O juízo suscitante entendeu que, pelo princípio da irretroatividade da lei penal, havendo modificação em regra própria do direito material, a aplicação a fatos anteriores à sua vigência somente é possível quando a nova lei introduz mudanças favoráveis à situação do réu.

Segundo a relatora do conflito, ministra Laurita Vaz, a nova redação alterou a própria definição de crime militar, “o que permite identificar a natureza material do regramento, mas também ampliou, por via reflexa, de modo substancial, a competência da Justiça Militar, o que constitui matéria de natureza processual”.

Caráter híbrido

Em seu voto, a ministra explicou que, como a lei pode ter caráter híbrido em temas relativos ao aspecto penal, a aplicação para fatos praticados antes de sua vigência somente será cabível em benefício do réu, conforme o disposto no artigo 2º, parágrafo 1º, do Código Penal Militar e no artigo 5º, inciso XL, da Constituição.

“Por sua vez, no que concerne às questões de índole puramente processual – hipótese dos autos –, o novo regramento terá aplicação imediata, em observância ao princípio do tempus regit actum”, disse.

Segundo ela, o mesmo entendimento foi adotado pelo STJ no Conflito de Competência 29.026, ao examinar a mudança de competência promovida pela Lei 9.299/96, a qual alterou o Código Penal Militar e o Código de Processo Penal Militar, em que também se decidiu pela aplicabilidade imediata do regramento, hipótese semelhante ao caso em discussão.
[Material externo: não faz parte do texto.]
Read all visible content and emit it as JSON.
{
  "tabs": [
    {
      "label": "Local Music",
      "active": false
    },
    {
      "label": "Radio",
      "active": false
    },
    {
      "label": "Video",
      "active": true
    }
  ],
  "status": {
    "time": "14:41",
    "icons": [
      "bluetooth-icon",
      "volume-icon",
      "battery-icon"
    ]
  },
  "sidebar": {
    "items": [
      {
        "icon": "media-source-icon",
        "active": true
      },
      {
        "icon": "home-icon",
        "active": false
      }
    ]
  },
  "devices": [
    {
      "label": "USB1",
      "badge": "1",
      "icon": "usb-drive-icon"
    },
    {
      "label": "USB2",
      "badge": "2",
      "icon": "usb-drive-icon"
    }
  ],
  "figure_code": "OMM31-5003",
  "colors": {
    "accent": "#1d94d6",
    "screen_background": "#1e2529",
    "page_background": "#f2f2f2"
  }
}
A relatora ainda disse que a Lei 13.491/17 promoveu alteração da competência em razão da matéria e, dessa forma, não tem aplicação a regra da perpetuatio jurisdictionis, prevista no artigo 43 do Código de Processo Civil e de emprego subsidiário no processo penal.

“Por conseguinte, os inquéritos e processos que tramitam na Justiça comum devem ser imediatamente remetidos à Justiça Militar, salvo se, à época da vigência da nova lei, já houver sido proferida sentença de mérito”, informou.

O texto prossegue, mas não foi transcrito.